Marqué par son propre passage en cellule (du 23 janvier au 16 février 2026), le maire a tenu à porter la voix de ceux qui sont encore derrière les barreaux, notamment le cadre du PPA-CI, Moïse Lida Kouassi.
“Faisons tout pour que mon papa Lida et tous les fils de Lakota soient libérés”, a-t-il déclaré avec émotion.

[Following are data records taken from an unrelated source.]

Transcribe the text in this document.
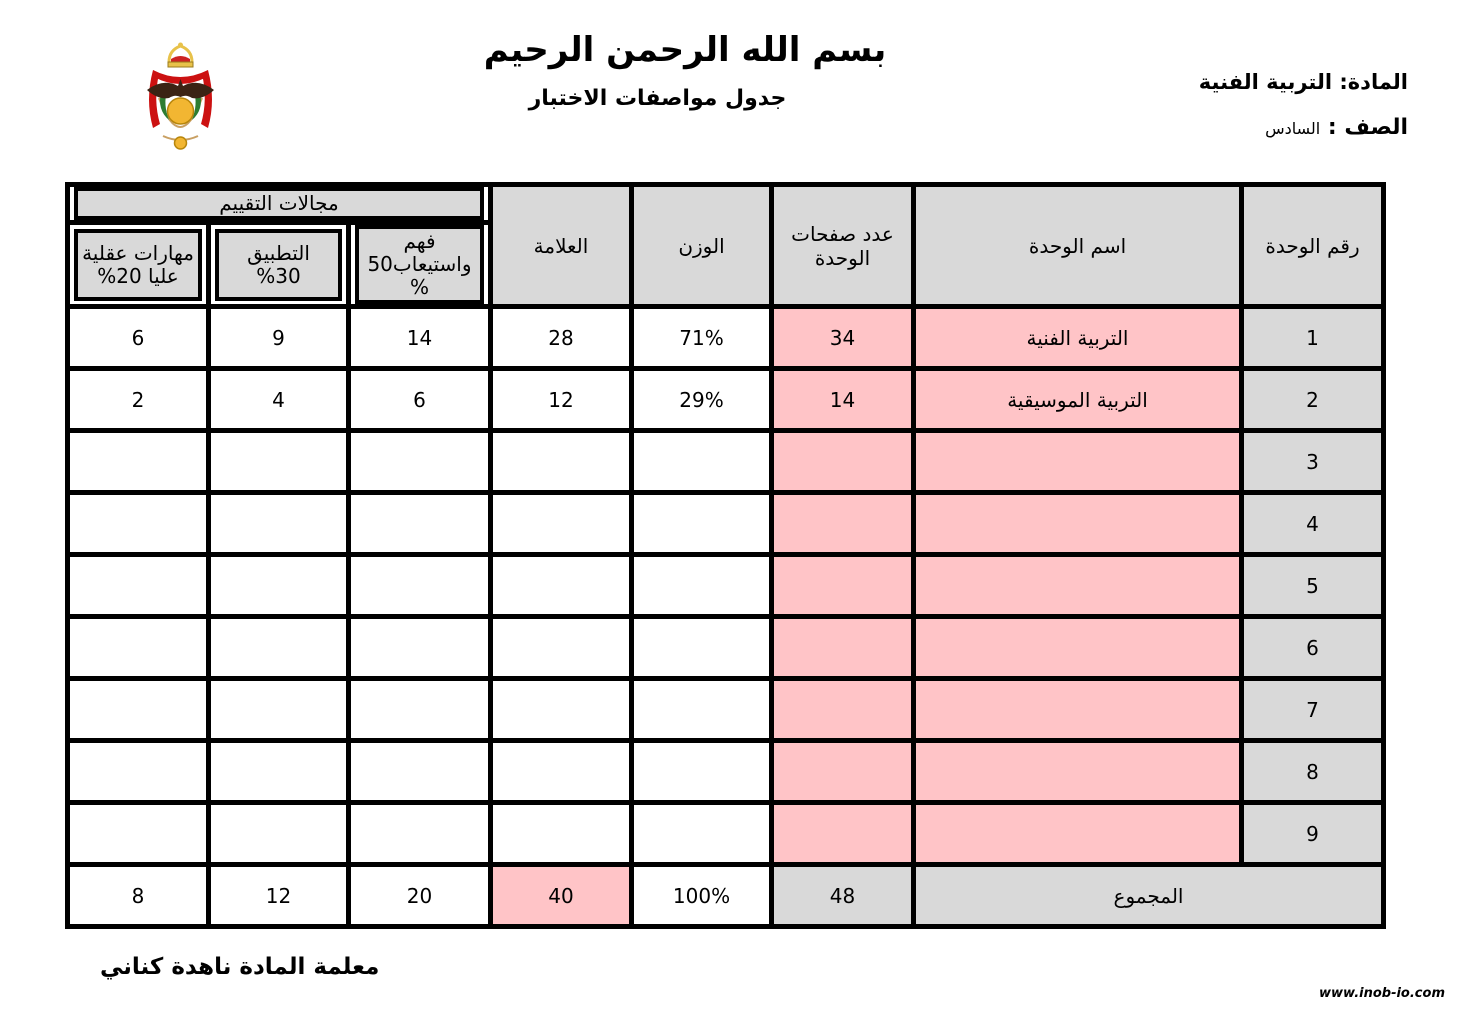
بسم الله الرحمن الرحيم
جدول مواصفات الاختبار
المادة: التربية الفنية
الصف : السادس
رقم الوحدة	اسم الوحدة	عدد صفحات الوحدة	الوزن	العلامة	مجالات التقييم		

فهم واستيعاب50 %	التطبيق 30%	مهارات عقلية عليا 20%

1	التربية الفنية	34	71%	28	14	9	6
2	التربية الموسيقية	14	29%	12	6	4	2
3							
4							
5							
6							
7							
8							
9							
المجموع		48	100%	40	20	12	8
معلمة المادة ناهدة كناني
www.inob-io.com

Il a poursuivi en précisant l’étendue de son engagement : “Nous devons lutter pour que tous les fils de Lakota et tous les camarades de mon parti, le PPA-CI puissent sortir de prison. Faisons tous les efforts possibles pour que soient libérés mon papa Lida Kouassi et tous ces jeunes de Lakota dont mon Chef de cabinet Ablé Samson encore en prison. La prison n’est pas facile. Donc je prie les autorités de prendre des mesures pour sortir de prison tous ceux qui ont été arrêtés dans le cadre des élections. C’est mon plaidoyer.”
Au-delà du cadre strictement politique lié aux tensions du 4ème mandat, Prince-Arthur Dalli a exhorté sa communauté à privilégier la cohésion sociale et la résolution pacifique des conflits pour éviter à quiconque l’épreuve de l’enfermement.
“La prison, on ne peut la souhaiter à quelqu’un. C’est pas facile. Même entre nous ici, évitons les actions en justice. Règlons nos diffends à l’amiable. Soyons unis. Aidons-nous les uns les autres à avancer. Manifestons de l’amour à nos frères et à nos sœurs”, a-t-il conseillé à l’assemblée.
Le retour du maire a donné lieu à d’intenses moments de communion. Après un accueil triomphal dans la commune de Lakota le vendredi, c’est le canton Opareko qui s’est mobilisé le lendemain. Les populations de Djéléboué, Niaménakoua et Daligoulilié se sont réunies pour un rituel traditionnel visant à purifier l’élu des “souillures” de la prison et à célébrer sa liberté retrouvée par de nombreux présents.
Rapellons que 11 manifestants à Lakota ont recouvré la liberté. Un geste que le maire a salué tout en espérant qu’il ne soit que le début d’une série de mesures d’apaisement.